There are several types of compensation that CEOs and executives can receive from their company. Frisch Financial provides financial planning and wealth management services for CEOs and executives to help you better understand the different CEO and executive compensation options.

  • Base Salaries – In today’s world, most CEOs and executives receive a base salary. Base salaries as well as performance based compensation are awarded to the CEO or executive regardless of whether the company does well or does badly. While total compensation can be in the millions, many companies limit the base salary to the federal tax-deductible limit of one million dollars and compensate the CEO or executive through other compensation means.
  • Bonuses – Bonuses are used as a way to measure and reward CEOs or executives for good company performances. Providing bonuses based on the performance of the company and the performance of the CEO and executive encourage hard work as an incentive. The performance can be based on profits, equity return, share price appreciation, or revenue growth. Generally, a board of directors judges the effectiveness of the CEO or executive to determine the percentage of the bonus.

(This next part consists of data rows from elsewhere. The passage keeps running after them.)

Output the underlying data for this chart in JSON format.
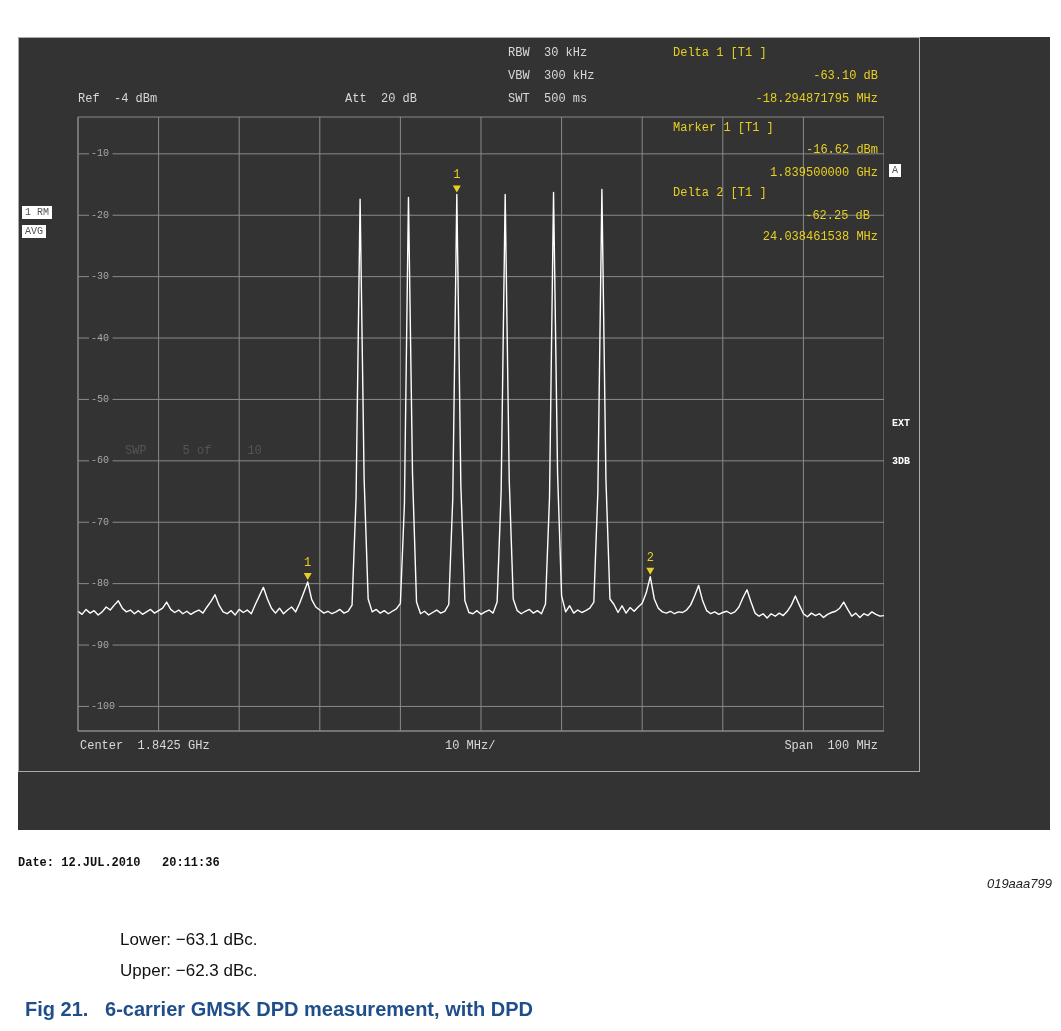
{
  "chart_data": {
    "type": "line",
    "title": "Fig 21.   6-carrier GMSK DPD measurement, with DPD",
    "categories": [
      null,
      null,
      null,
      null,
      null,
      null,
      null,
      null,
      null,
      null,
      null,
      null,
      null,
      null,
      null,
      null,
      null,
      null,
      null,
      null,
      null,
      null,
      null,
      null,
      null,
      null,
      null,
      null,
      null,
      null,
      null,
      null,
      null,
      null,
      null,
      null,
      null,
      null,
      null,
      null,
      null,
      null,
      null,
      null,
      null,
      null,
      null,
      null,
      null,
      null,
      null,
      null,
      null,
      null,
      null,
      null,
      null,
      null,
      null,
      null,
      null,
      null,
      null,
      null,
      null,
      null,
      null,
      null,
      null,
      null,
      null,
      null,
      null,
      null,
      null,
      null,
      null,
      null,
      null,
      null,
      null,
      null,
      null,
      null,
      null,
      null,
      null,
      null,
      null,
      null,
      null,
      null,
      null,
      null,
      null,
      null,
      null,
      null,
      null,
      null,
      null,
      null,
      null,
      null,
      null,
      null,
      null,
      null,
      null,
      null,
      null,
      null,
      null,
      null,
      null,
      null,
      null,
      null,
      null,
      null,
      null,
      null,
      null,
      null,
      null,
      null,
      null,
      null,
      null,
      null,
      null,
      null,
      null,
      null,
      null,
      null,
      null,
      null,
      null,
      null,
      null,
      null,
      null,
      null,
      null,
      null,
      null,
      null,
      null,
      null,
      null,
      null,
      null,
      null,
      null,
      null,
      null,
      null,
      null,
      null,
      null,
      null,
      null,
      null,
      null,
      null,
      null,
      null,
      null,
      null,
      null,
      null,
      null,
      null,
      null,
      null,
      null,
      null,
      null,
      null,
      null,
      null,
      null,
      null,
      null,
      null,
      null,
      null,
      null,
      null,
      null,
      null,
      null,
      null,
      null,
      null,
      null,
      null,
      null,
      null,
      null
    ],
    "ylim": [
      -104,
      -4
    ],
    "yticks": [
      -10,
      -20,
      -30,
      -40,
      -50,
      -60,
      -70,
      -80,
      -90,
      -100
    ],
    "tick_labels": "y",
    "grid": true,
    "legend": false,
    "marker": "none",
    "line_style": "solid",
    "series": [
      {
        "color": "#ffffff",
        "values": [
          -84.5,
          -85.0,
          -84.2,
          -84.8,
          -84.4,
          -85.1,
          -84.6,
          -83.8,
          -84.3,
          -83.5,
          -82.8,
          -84.0,
          -84.6,
          -84.3,
          -84.9,
          -84.4,
          -85.0,
          -84.6,
          -84.2,
          -84.8,
          -84.4,
          -84.0,
          -83.0,
          -84.2,
          -84.7,
          -84.3,
          -84.9,
          -84.5,
          -85.0,
          -84.6,
          -84.3,
          -84.8,
          -83.8,
          -82.9,
          -81.8,
          -83.5,
          -84.6,
          -84.9,
          -84.4,
          -85.1,
          -84.2,
          -84.7,
          -84.3,
          -84.9,
          -83.4,
          -82.0,
          -80.6,
          -82.5,
          -84.0,
          -84.8,
          -84.0,
          -84.9,
          -84.3,
          -83.8,
          -84.6,
          -83.2,
          -81.5,
          -79.72,
          -82.6,
          -83.8,
          -84.3,
          -84.8,
          -84.5,
          -84.9,
          -84.6,
          -84.2,
          -84.8,
          -84.5,
          -83.5,
          -66,
          -17.4,
          -63,
          -82.5,
          -84.6,
          -84.2,
          -84.8,
          -84.4,
          -84.9,
          -84.5,
          -84.1,
          -83.2,
          -67,
          -17.1,
          -62,
          -83.0,
          -84.9,
          -84.5,
          -85.1,
          -84.7,
          -84.3,
          -84.8,
          -84.5,
          -83.4,
          -66,
          -16.62,
          -64,
          -82.8,
          -84.7,
          -84.9,
          -84.4,
          -85.0,
          -84.6,
          -84.3,
          -84.8,
          -83.0,
          -65,
          -16.6,
          -63,
          -82.5,
          -84.4,
          -84.9,
          -84.5,
          -84.2,
          -84.8,
          -84.4,
          -84.9,
          -83.3,
          -66,
          -16.3,
          -62,
          -82.0,
          -84.6,
          -83.6,
          -84.8,
          -84.3,
          -84.7,
          -84.4,
          -84.0,
          -83.0,
          -65,
          -15.8,
          -63,
          -82.5,
          -83.4,
          -84.7,
          -83.6,
          -84.8,
          -83.9,
          -84.5,
          -83.8,
          -83.2,
          -81.5,
          -78.87,
          -82.5,
          -84.0,
          -84.6,
          -84.8,
          -84.5,
          -84.9,
          -84.6,
          -84.7,
          -84.3,
          -83.5,
          -82.0,
          -80.3,
          -82.8,
          -84.4,
          -84.9,
          -84.6,
          -85.0,
          -84.7,
          -84.5,
          -84.9,
          -84.6,
          -83.8,
          -82.3,
          -81.0,
          -83.0,
          -84.8,
          -85.3,
          -84.9,
          -85.6,
          -84.9,
          -85.3,
          -84.8,
          -85.2,
          -84.5,
          -83.5,
          -82.0,
          -83.5,
          -84.9,
          -85.4,
          -84.8,
          -85.2,
          -84.9,
          -85.5,
          -85.0,
          -84.7,
          -84.5,
          -84.0,
          -83.0,
          -84.2,
          -85.3,
          -84.8,
          -85.5,
          -84.9,
          -85.2,
          -84.6,
          -85.0,
          -85.3,
          -85.2
        ]
      }
    ],
    "annotations": [
      "Ref  -4 dBm",
      "Att  20 dB",
      "RBW  30 kHz",
      "VBW  300 kHz",
      "SWT  500 ms",
      "Delta 1 [T1 ]",
      "-63.10 dB",
      "-18.294871795 MHz",
      "Marker 1 [T1 ]",
      "-16.62 dBm",
      "1.839500000 GHz",
      "Delta 2 [T1 ]",
      "-62.25 dB",
      "24.038461538 MHz",
      "1 RM",
      "AVG",
      "A",
      "EXT",
      "3DB",
      "SWP     5 of     10",
      "Center  1.8425 GHz",
      "10 MHz/",
      "Span  100 MHz",
      "Date: 12.JUL.2010   20:11:36",
      "019aaa799",
      "Lower: −63.1 dBc.",
      "Upper: −62.3 dBc.",
      {
        "text": "1",
        "y": -16.62
      },
      {
        "text": "1",
        "y": -79.72
      },
      {
        "text": "2",
        "y": -78.87
      }
    ]
  }
}
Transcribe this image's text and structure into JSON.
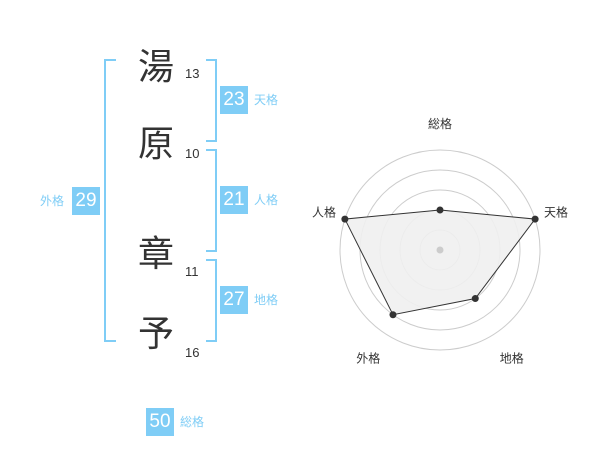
{
  "name": {
    "characters": [
      {
        "char": "湯",
        "strokes": "13"
      },
      {
        "char": "原",
        "strokes": "10"
      },
      {
        "char": "章",
        "strokes": "11"
      },
      {
        "char": "予",
        "strokes": "16"
      }
    ]
  },
  "kaku": {
    "tenkaku": {
      "label": "天格",
      "value": "23"
    },
    "jinkaku": {
      "label": "人格",
      "value": "21"
    },
    "chikaku": {
      "label": "地格",
      "value": "27"
    },
    "gaikaku": {
      "label": "外格",
      "value": "29"
    },
    "soukaku": {
      "label": "総格",
      "value": "50"
    }
  },
  "colors": {
    "accent": "#7fcdf6",
    "text": "#333333",
    "radar_fill": "#f0f0f0"
  },
  "chart_data": {
    "type": "radar",
    "axes": [
      "総格",
      "天格",
      "地格",
      "外格",
      "人格"
    ],
    "values": [
      2,
      5,
      3,
      4,
      5
    ],
    "range": [
      0,
      5
    ],
    "rings": 5
  }
}
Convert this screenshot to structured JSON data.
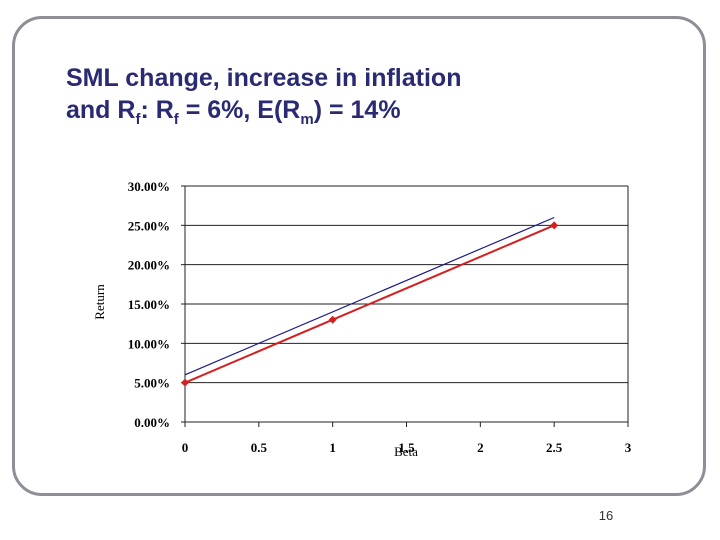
{
  "slide": {
    "title_line1": "SML change, increase in inflation",
    "title_line2_parts": [
      "and R",
      "f",
      ": R",
      "f",
      " = 6%, E(R",
      "m",
      ") = 14%"
    ],
    "page_number": "16"
  },
  "chart_data": {
    "type": "line",
    "xlabel": "Beta",
    "ylabel": "Return",
    "xlim": [
      0,
      3
    ],
    "ylim": [
      0,
      0.3
    ],
    "x_ticks": [
      "0",
      "0.5",
      "1",
      "1.5",
      "2",
      "2.5",
      "3"
    ],
    "y_ticks": [
      "0.00%",
      "5.00%",
      "10.00%",
      "15.00%",
      "20.00%",
      "25.00%",
      "30.00%"
    ],
    "grid": "horizontal",
    "series": [
      {
        "color": "#1a1a8c",
        "marker": "none",
        "x": [
          0,
          2.5
        ],
        "y": [
          0.06,
          0.26
        ]
      },
      {
        "color": "#d42020",
        "marker": "diamond",
        "x": [
          0,
          1,
          2.5
        ],
        "y": [
          0.05,
          0.13,
          0.25
        ]
      }
    ]
  }
}
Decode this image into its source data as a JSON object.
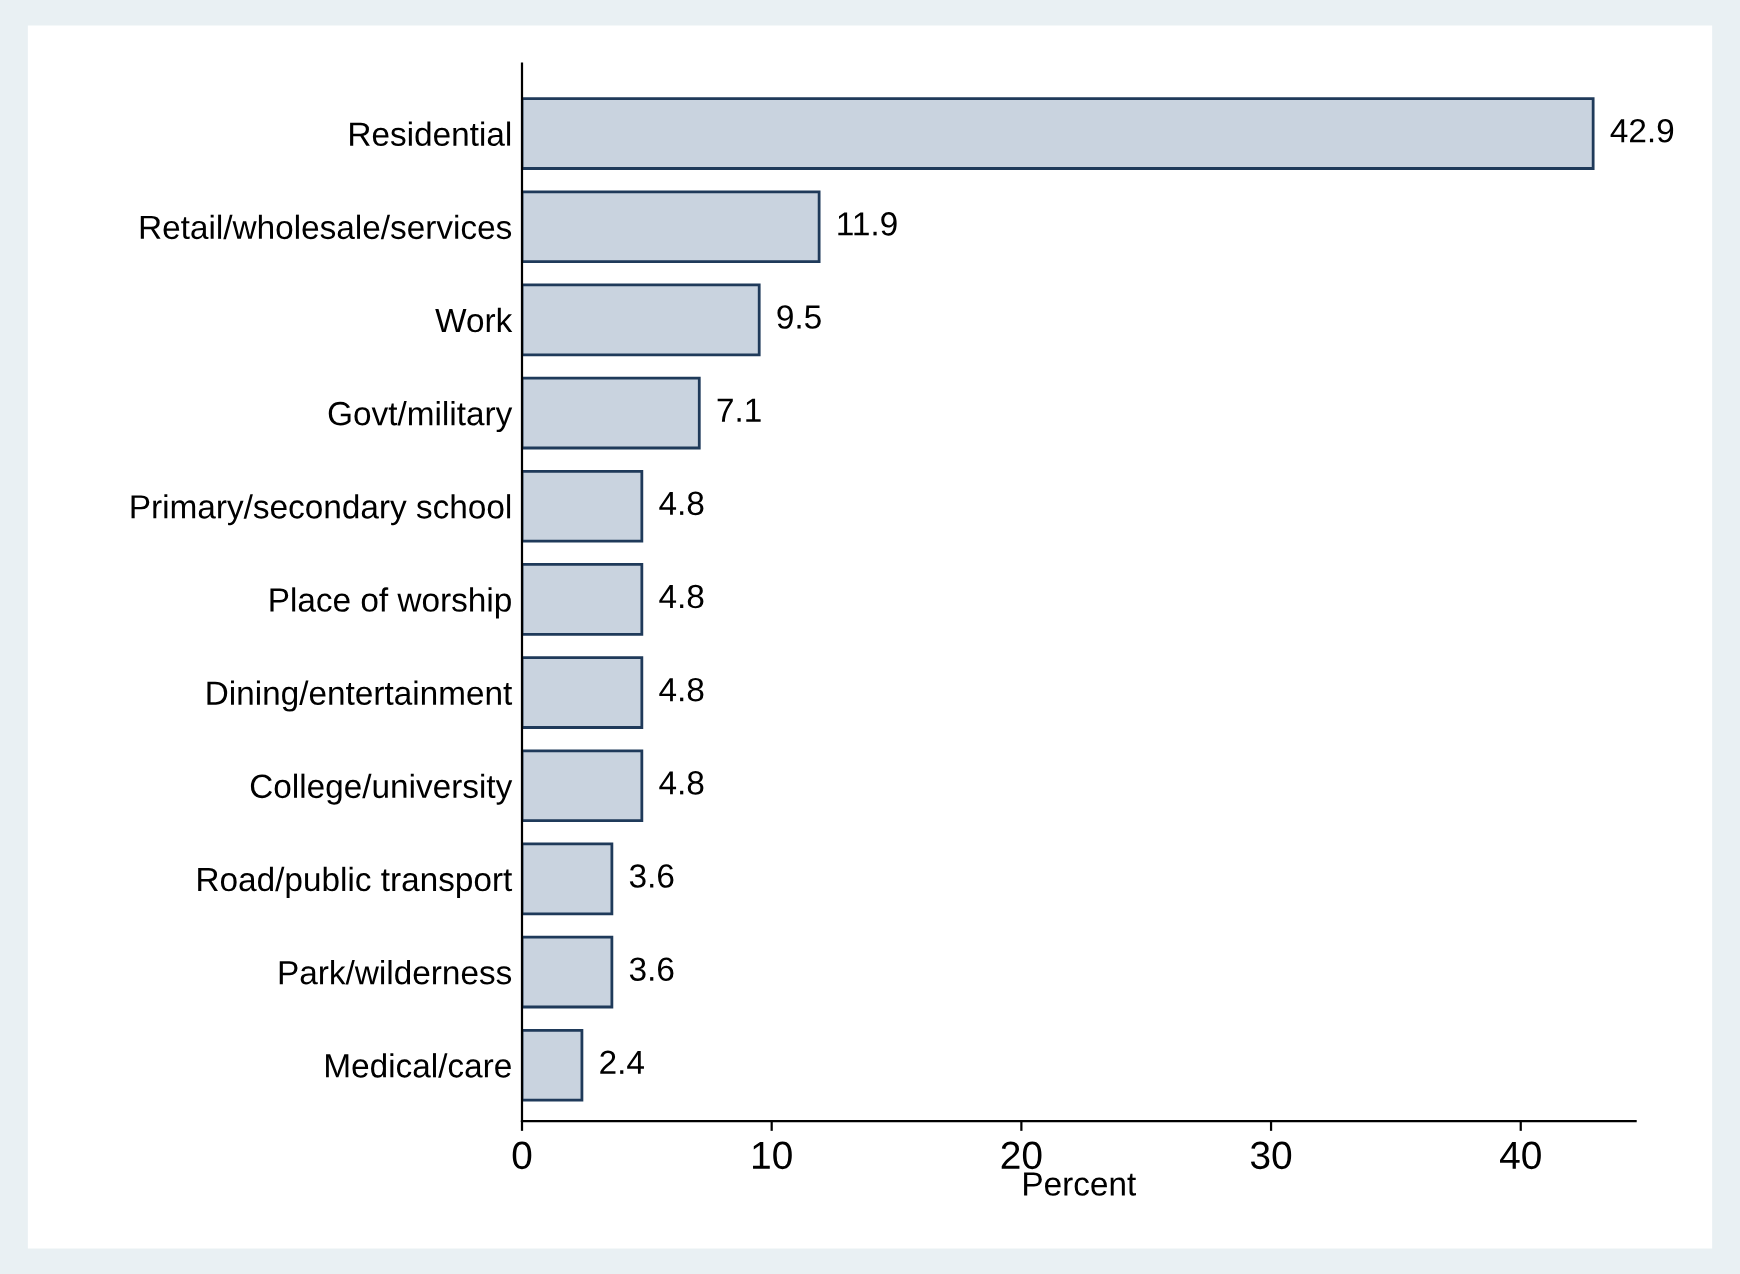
{
  "chart_data": {
    "type": "bar",
    "orientation": "horizontal",
    "xlabel": "Percent",
    "categories": [
      "Residential",
      "Retail/wholesale/services",
      "Work",
      "Govt/military",
      "Primary/secondary school",
      "Place of worship",
      "Dining/entertainment",
      "College/university",
      "Road/public transport",
      "Park/wilderness",
      "Medical/care"
    ],
    "values": [
      42.9,
      11.9,
      9.5,
      7.1,
      4.8,
      4.8,
      4.8,
      4.8,
      3.6,
      3.6,
      2.4
    ],
    "value_labels": [
      "42.9",
      "11.9",
      "9.5",
      "7.1",
      "4.8",
      "4.8",
      "4.8",
      "4.8",
      "3.6",
      "3.6",
      "2.4"
    ],
    "color": "#c9d3df",
    "xlim": [
      0,
      44.6
    ],
    "xticks": [
      0,
      10,
      20,
      30,
      40
    ],
    "grid": false,
    "legend": false
  }
}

  • Stock Options and Restricted Stock – Stock options are another way to compensate CEOs or executives by linking shareholders’ and executives’ financial interests together. There are a few different types of stock options available. Restricted stock is stock that cannot be sold until specific conditions are met and it has the same value as the market price of the stock. This can allow companies to add performance type features, such as earnings per share or internal financial targets, to the conditions of the stock. Stock ownership allows CEOs and executives to own stock shares instead of stock options. Owning stock shares allows CEOs and executives to act more like owners, thus they have more incentive to take part in the company.
  • Benefits – Generally, the benefits offered to CEOs executives are enhanced versions of the benefits offered to the rest of the company employees. This includes medical insurance, life insurance, pension plans, vacation days, holidays, and sick days. The enhanced versions could include extra levels of life insurance, fully paid medical insurance, stock purchase plans or long-term stock based plans. CEOs and executives are also typically able to participate in specific retirement plans, such as nonqualified deferred compensation plans and supplemental employee retirement plans (SERPs). These plans allow CEOs and executives to save a portion of their income until a certain date.
  • Perks – Perks, or perquisites, are additional incentives given to CEOs or executives as a form of compensation. These perks can vary from company to company, but can include exclusive club memberships, convenient parking, company vehicles, use of company planes or other incentives to maximize the CEOs and executives time. Some companies provide financial planning and wealth management services, similar to the services offered by Frisch Financial, to their CEOs and executives as an added perk. These perks are used to demonstrate the value of the CEO or executive to the company.